Sedimentary rocks are ones laid down by ice, wind and water. When igneous rocks weather,
the constituents (say of granite) degrade and separate into mainly quartz grains
and clays, which are then carried away under the influence of gravity and running
water, mainly. They tend to be in obvious layers, such as sandstone and shale, but not
always. Limestone is laid down by corals (in shallow warm seas) and lime secreting algae and by chemical
action, and is often apparently layerless, as is till, the sediment laid down by
glaciers. Flint, a form of quartz, occurs as nodules in beds of chalk, the same chemical as
in limestone, calcium carbonate, and containing minute fossils of marine organisms.

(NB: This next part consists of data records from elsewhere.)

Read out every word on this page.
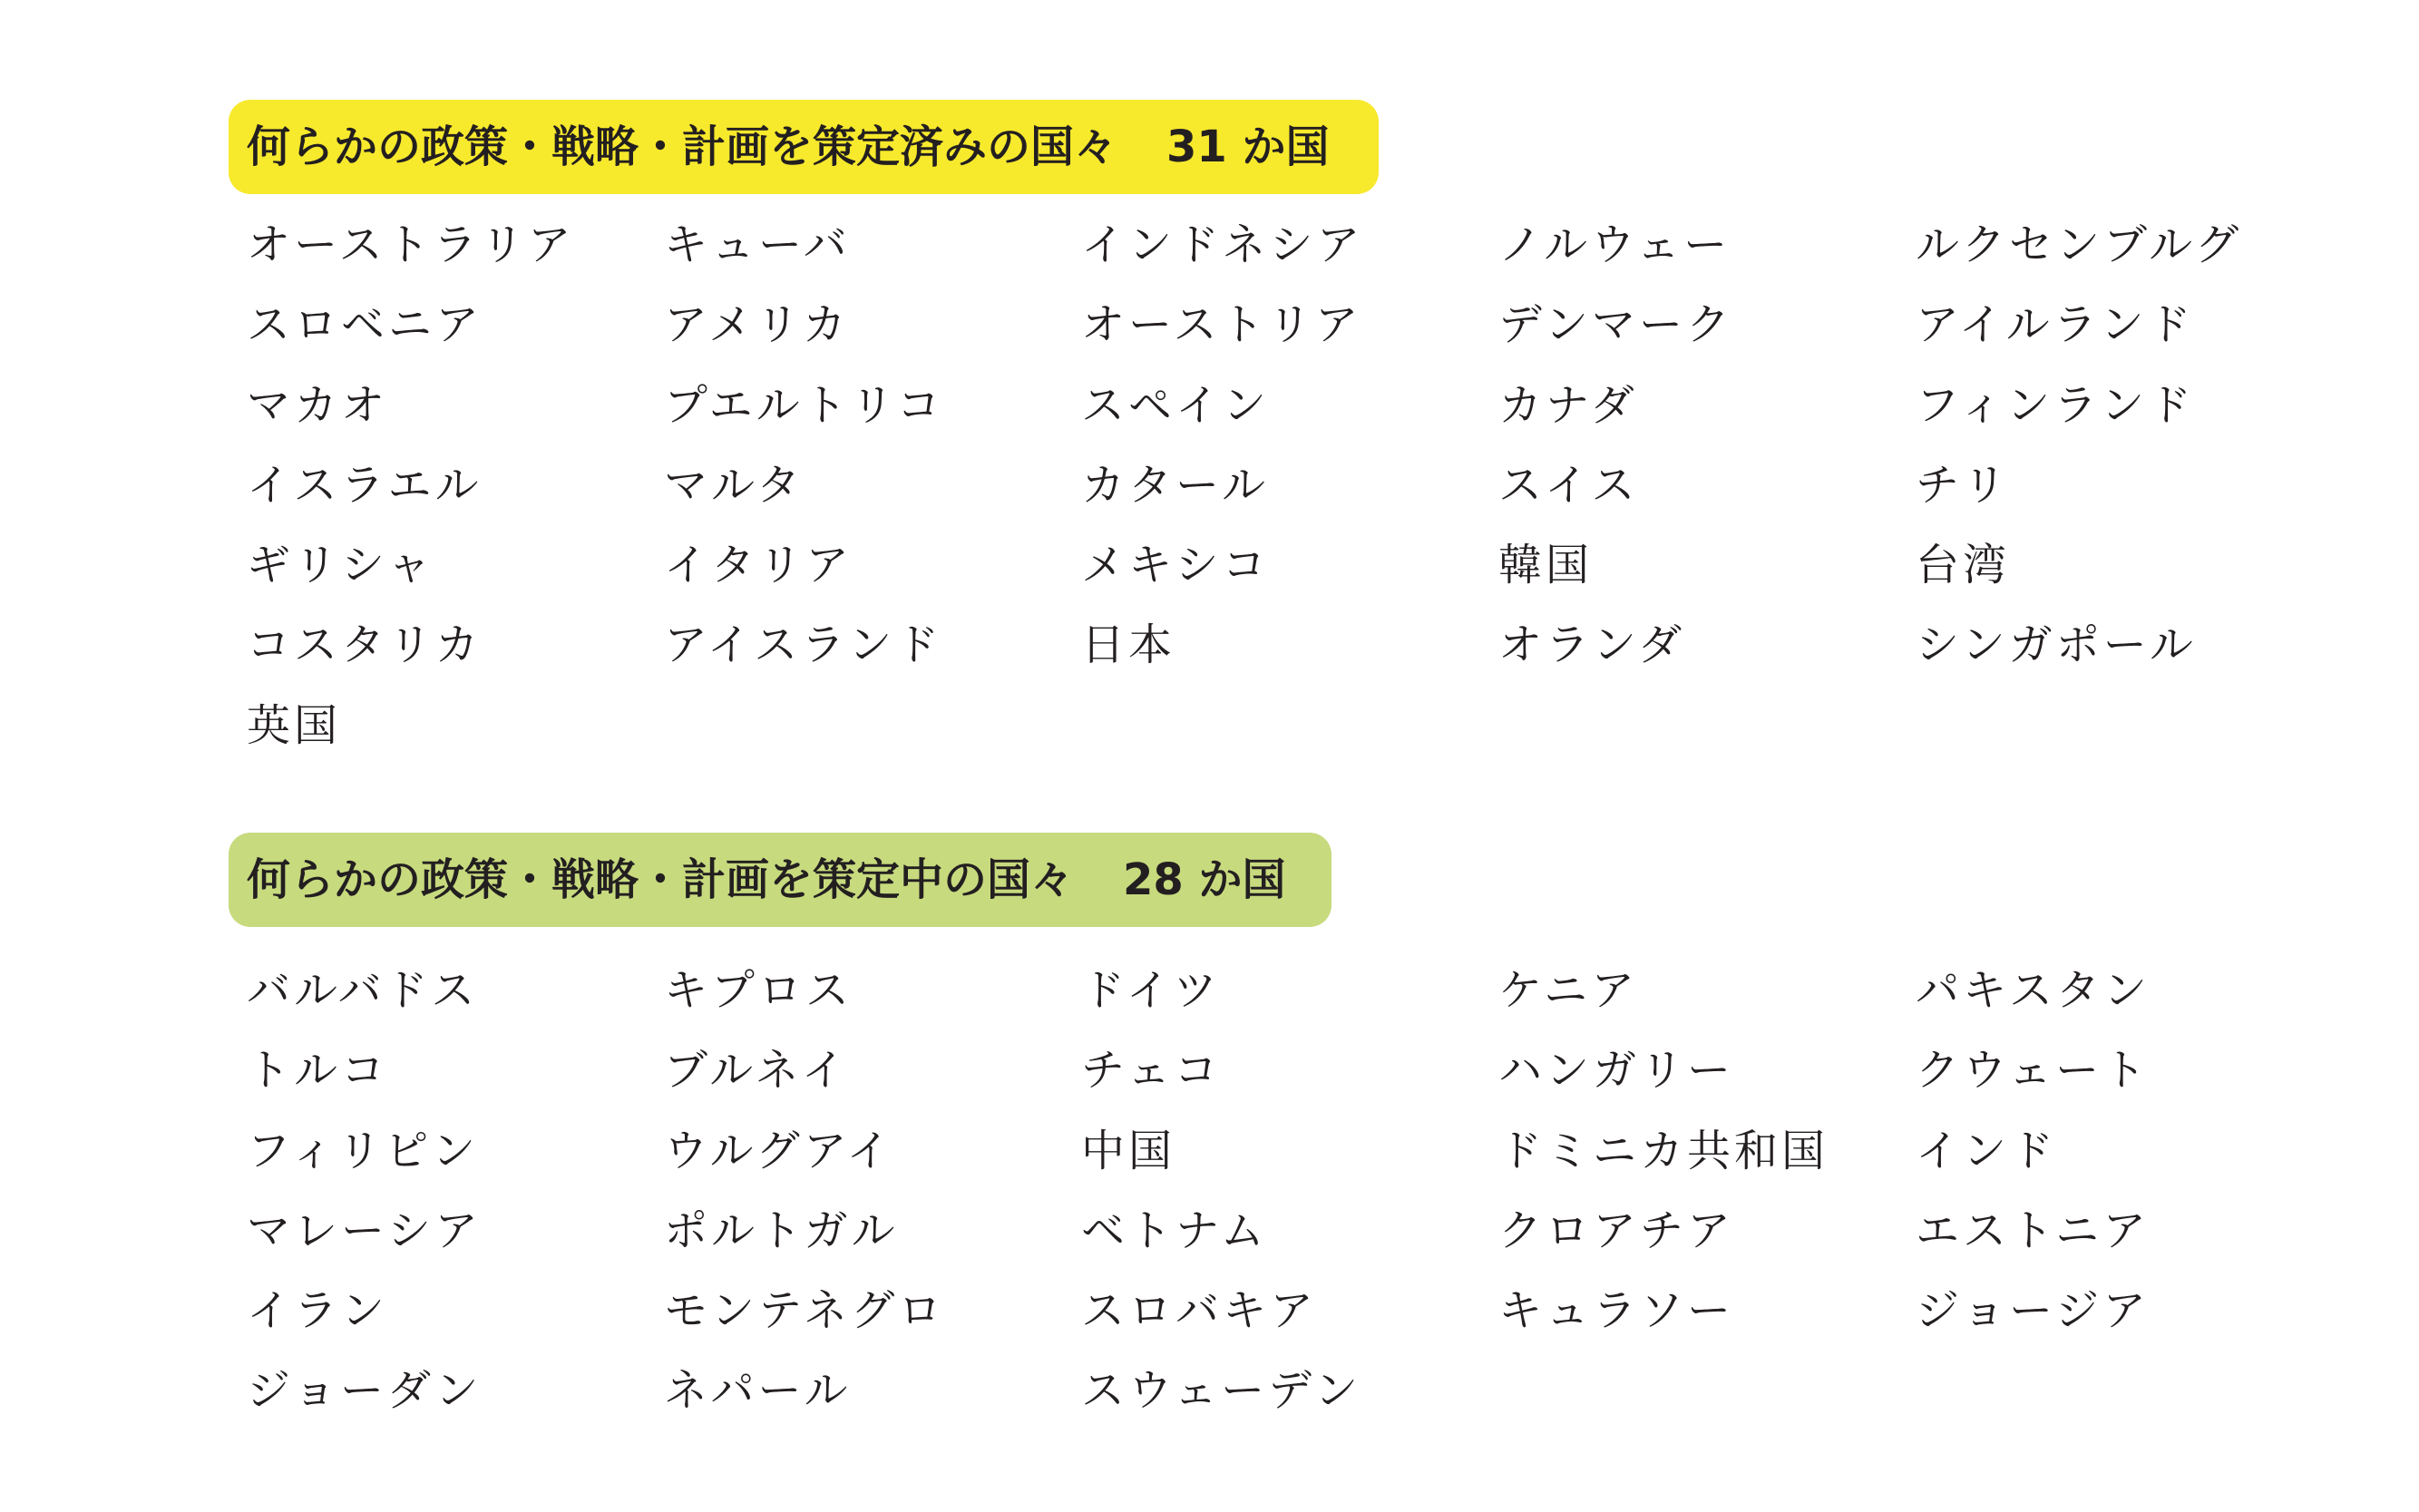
何らかの政策・戦略・計画を策定済みの国々 31 か国
オーストラリア	キューバ	インドネシア	ノルウェー	ルクセンブルグ
スロベニア	アメリカ	オーストリア	デンマーク	アイルランド
マカオ	プエルトリコ	スペイン	カナダ	フィンランド
イスラエル	マルタ	カタール	スイス	チリ
ギリシャ	イタリア	メキシコ	韓国	台湾
コスタリカ	アイスランド	日本	オランダ	シンガポール
英国
何らかの政策・戦略・計画を策定中の国々 28 か国
バルバドス	キプロス	ドイツ	ケニア	パキスタン
トルコ	ブルネイ	チェコ	ハンガリー	クウェート
フィリピン	ウルグアイ	中国	ドミニカ共和国	インド
マレーシア	ポルトガル	ベトナム	クロアチア	エストニア
イラン	モンテネグロ	スロバキア	キュラソー	ジョージア
ジョーダン	ネパール	スウェーデン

Chalk is usually soft and crumbles easily, releasing the flint. Both these last occur in sediments formed from the skeletons of minute animals which use either calcium carbonate or quartz (silica) for their framework.
In increasing size of particles, you have shale, sandstone, and conglomerate, the
last being a combination of different sizes of particles, often from clay through
sand to cobble stones. It is often laid down as a streambed in a fast flowing river.
Like any other rocks, sedimentary rocks can be tilted and even overturned, but if this does
not take place, the alternating horizontal hard and soft layers often lead to the
formation of cliffs, since the soft layers weather away under the hard layers, which
project from the cliff making vertical or overhanging rock faces, making waterfalls likely
if a river or stream is entering another, or the sea. This is the origin of the
cliffs of the Sharamudoi and the waterfall in their little terrace above the Donau
near the present Iron Gates of Romania. The dust storms Ayla and Jondalar encountered occurred
when glaciers ground rock into flour, which was then carried away by the dry wind,
forming huge deposits called loess, (again often apparently layerless) contributing to the flat nature of the Ukraine steppes where the action of the Mammoth Hunters
takes place.
Metamorphic rocks are those changed by heat and pressure. When, say, a shale is squeezed
and heated by the actions of earth movements, new chemicals form. These are often
flat crystals, with the flattening at right angles to the pressure. Mica is a good
example of this sort of mineral.
Mica is the stuff used most often inside toasters around
which electrical wire is wound, the wire getting red hot and toasting your bread. (My latest super duper gee whiz you beaut micro chipped never-burn-the-toast toaster seems to have some sort of synthetic mica. The toasters of my youth had proper sheets of mica. But they burnt the toast, no fault of the mica)
It can be separated into broad, flat sheets, and is non conducting of both heat and
electricity, making it ideal for the purpose. It seldom forms such large crystals however,
and is more likely to take the form of shiny spots on a broken surface, often called
'fools gold'. You can often see mica glistening in the sand of a stream bed. (Iron pyrites is also called fools gold, since it forms yellow/grey crystals which superficially
resemble the precious metal. Iron pyrites is the mineral that Ayla used as a firestone. Struck against flint it gets hot enough to form long lived sparks as it burns, sufficient to ignite dry tinder. Steel and flint is what is used now in cigarette lighters, but the effect is the same)
The flakes of mica all in one direction contribute
to a very common property of metamorphic rocks - many of them split easily. Slate
is used for roofing because it can be split into thin waterproof layers, because of the
often invisible crystals of mica which nevertheless are there all lined up perfectly
together in the one direction, perpendicular to the original direction of the pressure
which helped form them. Examples of metamorphic rocks and minerals include marble, serpentine, soapstone, asbestos, slate, phyllite and gneiss.
Gneiss can easily be mistaken for granite, since it contains much the same sort of
minerals in the same large crystals, but it has a banded appearance which distinguishes it from granite if you can see a large enough specimen of it.